Les affaires d’Europe s’embrouillent de plus en plus ; mais, malgré tous les élémens de bonheur ou de malheur, il ne se fait rien de grand dans aucun sens. Le règne de Louis-Philippe, s’il n’est pas le règne de l’égalité politique, est au moins celui de l’égalité morale : tout est plat et rien ne s’élève ; tout fermente sans jamais éclater ! Et il en sera ainsi jusqu’au jour où un nouveau Brennus viendra jeter son épée dans la balance politique.

Avez-vous lu les guerres ; de César commentées par l’empereur Napoléon ? C’est un chef-d’œuvre. Les dernières pages, où l’Empereur explique et défend César, homme du peuple, contre Brutus assassin et aristocrate, m’ont enthousiasmé. Des idées nettes, grandes, logiques sont toujours belles à entendre ; malheur à ceux qui ne les comprennent pas ! »
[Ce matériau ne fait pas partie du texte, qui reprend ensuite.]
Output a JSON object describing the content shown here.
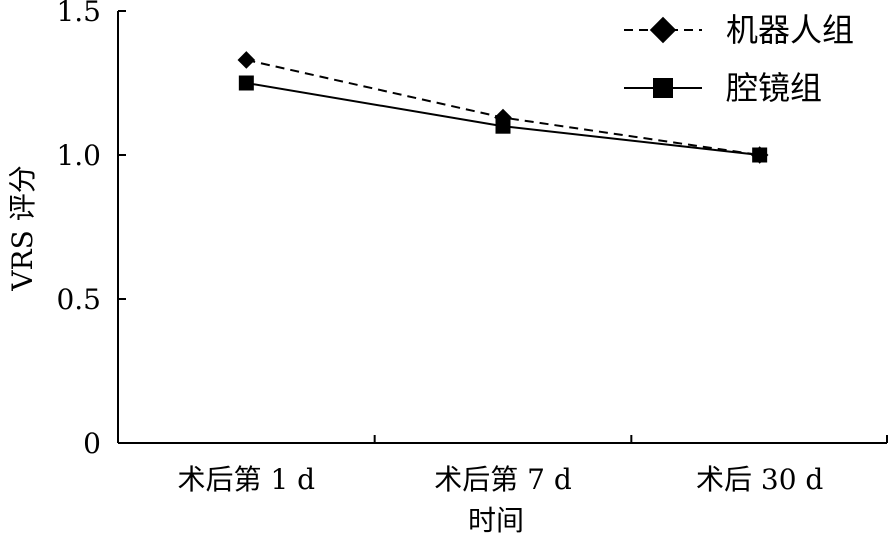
{
  "chart_data": {
    "type": "line",
    "categories": [
      "术后第 1 d",
      "术后第 7 d",
      "术后 30 d"
    ],
    "series": [
      {
        "name": "机器人组",
        "values": [
          1.33,
          1.13,
          1.0
        ],
        "line_style": "dashed",
        "marker": "diamond",
        "color": "#000000"
      },
      {
        "name": "腔镜组",
        "values": [
          1.25,
          1.1,
          1.0
        ],
        "line_style": "solid",
        "marker": "square",
        "color": "#000000"
      }
    ],
    "title": "",
    "xlabel": "时间",
    "ylabel": "VRS 评分",
    "ylim": [
      0,
      1.5
    ],
    "yticks": [
      0,
      0.5,
      1.0,
      1.5
    ],
    "ytick_labels": [
      "0",
      "0.5",
      "1.0",
      "1.5"
    ],
    "grid": false,
    "legend_position": "top-right"
  }
}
Quelques mois plus tard, Louis-Napoléon crut que le moment était arrivé de mettre à exécution le plan qu’il méditait depuis longtemps et auquel des hommes marquans avaient non seulement donné leur approbation, mais promis leur concours.

  1. Dufour eut successivement quatre filles, dont une seule, Mlle Amélie Dufour, survit actuellement.